Spider-Men est loin d’être un concours de gros bras qui bastonnent à tout va. Il s’agit de véritables moments de rencontres assez forts en émotions. N’oublions pas que dans l’univers Ultimate, Peter Parker est mort, il est devenu une sorte de légende. Pour Miles Morales, rencontrer Parker, c’est donc comme se trouver face à son idole. Bendis parvient plutôt bien à montrer l’admiration que Miles voue à Peter et quels liens forts peuvent se créer entre ces deux personnages. C’est encore plus flagrant quand notre Peter Parker rencontre la famille du Parker de l’univers alternatif et qu’il se retrouve en train de discuter avec ses anciennes amours. C’est cet aspect qui m’a plu en particulier : ces retrouvailles entre Peter Parker, Tante May, Mary-Jane et Gwen Stacy. Bien que venant de mondes différents, les mêmes émotions sont là, la même philosophie et c’est assez bien vu.

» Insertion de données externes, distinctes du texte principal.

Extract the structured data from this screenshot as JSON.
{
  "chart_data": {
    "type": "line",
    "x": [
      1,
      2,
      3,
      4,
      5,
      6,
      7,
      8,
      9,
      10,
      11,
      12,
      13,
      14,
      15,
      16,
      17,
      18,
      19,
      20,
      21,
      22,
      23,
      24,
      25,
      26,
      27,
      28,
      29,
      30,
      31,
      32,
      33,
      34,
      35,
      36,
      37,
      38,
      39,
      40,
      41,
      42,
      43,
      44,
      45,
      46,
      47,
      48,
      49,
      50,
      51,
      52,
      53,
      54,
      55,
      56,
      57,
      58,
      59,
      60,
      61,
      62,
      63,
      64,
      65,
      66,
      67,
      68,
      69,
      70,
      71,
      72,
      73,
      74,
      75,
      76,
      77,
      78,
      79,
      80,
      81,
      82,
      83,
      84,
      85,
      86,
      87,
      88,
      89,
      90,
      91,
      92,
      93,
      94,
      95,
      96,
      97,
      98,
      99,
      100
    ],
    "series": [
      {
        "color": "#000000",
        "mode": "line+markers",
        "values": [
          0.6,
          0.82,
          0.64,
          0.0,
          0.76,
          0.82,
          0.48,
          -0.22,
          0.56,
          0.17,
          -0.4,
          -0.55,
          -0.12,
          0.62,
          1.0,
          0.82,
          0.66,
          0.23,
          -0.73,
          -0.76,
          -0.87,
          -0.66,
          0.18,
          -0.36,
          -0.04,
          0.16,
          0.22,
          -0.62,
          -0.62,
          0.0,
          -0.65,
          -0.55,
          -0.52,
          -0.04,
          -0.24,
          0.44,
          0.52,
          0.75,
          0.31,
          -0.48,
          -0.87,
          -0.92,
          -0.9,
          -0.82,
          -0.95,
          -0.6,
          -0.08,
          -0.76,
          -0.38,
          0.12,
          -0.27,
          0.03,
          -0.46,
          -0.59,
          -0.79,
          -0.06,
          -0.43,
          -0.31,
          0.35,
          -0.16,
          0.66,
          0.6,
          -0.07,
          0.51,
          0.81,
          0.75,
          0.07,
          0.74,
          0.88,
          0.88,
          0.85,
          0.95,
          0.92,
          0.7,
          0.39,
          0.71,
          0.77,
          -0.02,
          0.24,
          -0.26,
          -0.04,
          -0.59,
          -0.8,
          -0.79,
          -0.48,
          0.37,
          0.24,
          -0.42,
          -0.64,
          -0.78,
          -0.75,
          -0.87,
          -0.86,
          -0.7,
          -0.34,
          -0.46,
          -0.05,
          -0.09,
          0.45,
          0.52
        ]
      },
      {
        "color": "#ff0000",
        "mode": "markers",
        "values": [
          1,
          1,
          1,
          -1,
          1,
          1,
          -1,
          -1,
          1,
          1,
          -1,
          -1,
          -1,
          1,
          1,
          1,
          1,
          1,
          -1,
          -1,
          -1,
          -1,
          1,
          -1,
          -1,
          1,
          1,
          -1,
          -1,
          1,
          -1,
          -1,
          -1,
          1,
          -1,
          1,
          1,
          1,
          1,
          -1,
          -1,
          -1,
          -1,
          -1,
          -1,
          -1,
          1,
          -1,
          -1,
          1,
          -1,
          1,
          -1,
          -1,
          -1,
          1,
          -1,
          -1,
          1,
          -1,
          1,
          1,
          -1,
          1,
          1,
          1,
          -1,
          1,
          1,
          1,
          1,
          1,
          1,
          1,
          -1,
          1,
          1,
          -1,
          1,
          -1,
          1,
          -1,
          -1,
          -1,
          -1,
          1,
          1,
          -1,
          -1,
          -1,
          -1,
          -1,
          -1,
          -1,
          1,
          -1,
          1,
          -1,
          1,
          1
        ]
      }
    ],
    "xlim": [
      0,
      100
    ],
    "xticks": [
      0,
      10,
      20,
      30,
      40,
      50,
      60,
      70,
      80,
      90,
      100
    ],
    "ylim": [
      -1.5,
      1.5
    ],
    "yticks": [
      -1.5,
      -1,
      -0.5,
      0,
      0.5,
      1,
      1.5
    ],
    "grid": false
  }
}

Bendis n’oublie pas ce qui fait la marque de fabrique de Spider-Man quel que soit l’univers auquel il appartient : l’humour potache, les réparties bien senties qui fonctionnent là encore très bien, sans forcer. Les dialogues avec le Nick Fury de l’univers Ultimate offrent une respiration sympathique tout comme les déconvenues de Mysterio. La relation grand / petit frère entre les deux hommes-araignée est aussi un très bon point du récit, tout comme la partie graphique. Sara Pichelli donne à voir des planches dynamiques avec des Spider-Men virevoltants comme on les aime dans un univers urbain plutôt réussi.

Avec Spider-Men, Brian M. Bendis livre un crossover très attendu et, si l’exercice n’a rien de novateur, il n’en est pas moins réussi dans le fond comme dans la forme. La rencontre entre les deux porteurs du costume de Spider-Man est un beau moment sur lequel il serait dommage de faire l’impasse.